More than 200 complaints have been made against police officers for comments or photographs posted on Facebook in the last four years.
At least two officers were sacked, seven quit and more than 150 faced other disciplinary action, figures from 41 of the 43 forces in England and Wales show.
Officers have used the popular social networking site, which has 30 million users in the UK, to harass former partners and ex-colleagues, to comment on others’ wives, and to suggest they had beaten up members of the public during protests.
Some even revealed details of police operations, tried to befriend victims of crime, or were caught in inappropriate photographs, forces said.
The details, released under the Freedom of Information Act, come as a review into police corruption found there was a “significant blurring” between officers’ personal and professional lives on social networking sites which risked damaging the service’s reputation.
One officer with the Hampshire force was dismissed without notice in 2009 for posting a racist comment on Facebook.
The figures cover between 2008 and 2010, but a second officer was sacked this year for referring to another officer as a “grass” and a “liar” on Facebook and harassing a female colleague.
Seven other officers – two special constables from the Dorset force and officers from Bedfordshire, Cheshire, Essex, North Wales, and South Yorkshire – resigned.
The South Yorkshire officer resigned following an allegation of improper disclosure of information on Facebook, while others posted inappropriate comments or pictures.

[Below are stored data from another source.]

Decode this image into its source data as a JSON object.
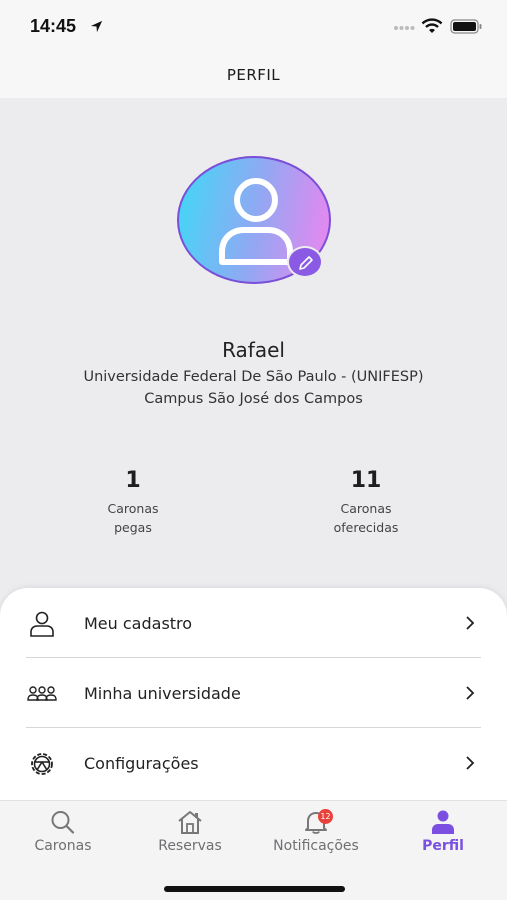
{
  "status_bar": {
    "time": "14:45"
  },
  "header": {
    "title": "PERFIL"
  },
  "profile": {
    "name": "Rafael",
    "university": "Universidade Federal De São Paulo - (UNIFESP)",
    "campus": "Campus São José dos Campos"
  },
  "stats": [
    {
      "value": "1",
      "label_line1": "Caronas",
      "label_line2": "pegas"
    },
    {
      "value": "11",
      "label_line1": "Caronas",
      "label_line2": "oferecidas"
    }
  ],
  "menu": [
    {
      "label": "Meu cadastro",
      "icon": "person-icon"
    },
    {
      "label": "Minha universidade",
      "icon": "group-icon"
    },
    {
      "label": "Configurações",
      "icon": "settings-icon"
    }
  ],
  "tabs": [
    {
      "label": "Caronas",
      "icon": "search-icon"
    },
    {
      "label": "Reservas",
      "icon": "home-icon"
    },
    {
      "label": "Notificações",
      "icon": "bell-icon",
      "badge": "12"
    },
    {
      "label": "Perfil",
      "icon": "person-icon",
      "active": true
    }
  ],
  "colors": {
    "accent": "#7b4fe0",
    "badge": "#e9423a",
    "avatar_gradient_start": "#3fd9f6",
    "avatar_gradient_end": "#ee84ee"
  }
}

Another officer, Pc Nestor Costa, of Devon and Cornwall Police, was fined three days pay in 2008 after he called for violence against suspects in custody.

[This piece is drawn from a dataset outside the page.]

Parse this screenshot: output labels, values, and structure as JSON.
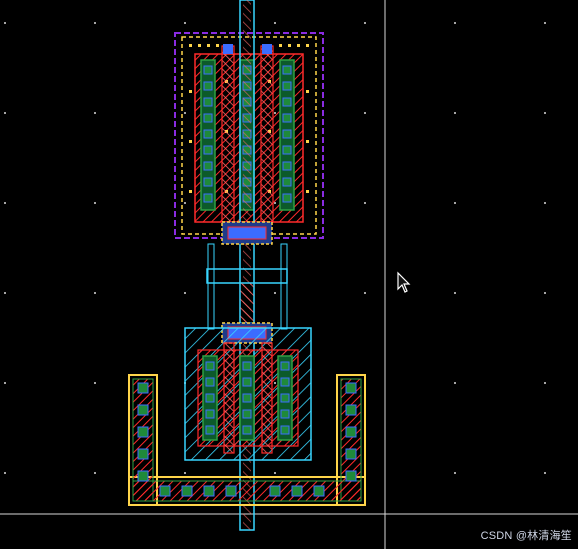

Under a video of a youth with a knife being tackled by officers in a police station, he wrote: “Look at this stupid c***, hope he gets a good f****** shoeing in the cells.”
In all, a total of 187 complaints were made against officers over their use of Facebook, with nine officers given final written warnings, 47 given written warnings and one given a formal warning.
Roger Baker, who led a review into police corruption for Her Majesty’s Inspectorate of Constabulary (HMIC), said: “Social networking is seen as a risk by all forces and authorities, but there are limited or inconsistent policies around what is acceptable, what you should do, what you shouldn’t do.
“We found a significant blurring between people’s professional lives on social networking sites and their private lives which may be in the public domain and private lives which probably should remain extremely private.”
The Association of Chief Police Officers (Acpo) said that while the service recognised the widespread benefits of social networking sites, it “also understands the risks relating to compromise, operational effectiveness and reputational damage”.
Chief Constable Mike Cunningham, Acpo’s lead for professional standards, added: “Whilst officers and staff have a right to privacy and to share opinions and experiences with friends and associates, they should also be aware of the risk they are subject to when they identify themselves as being a member of the service.”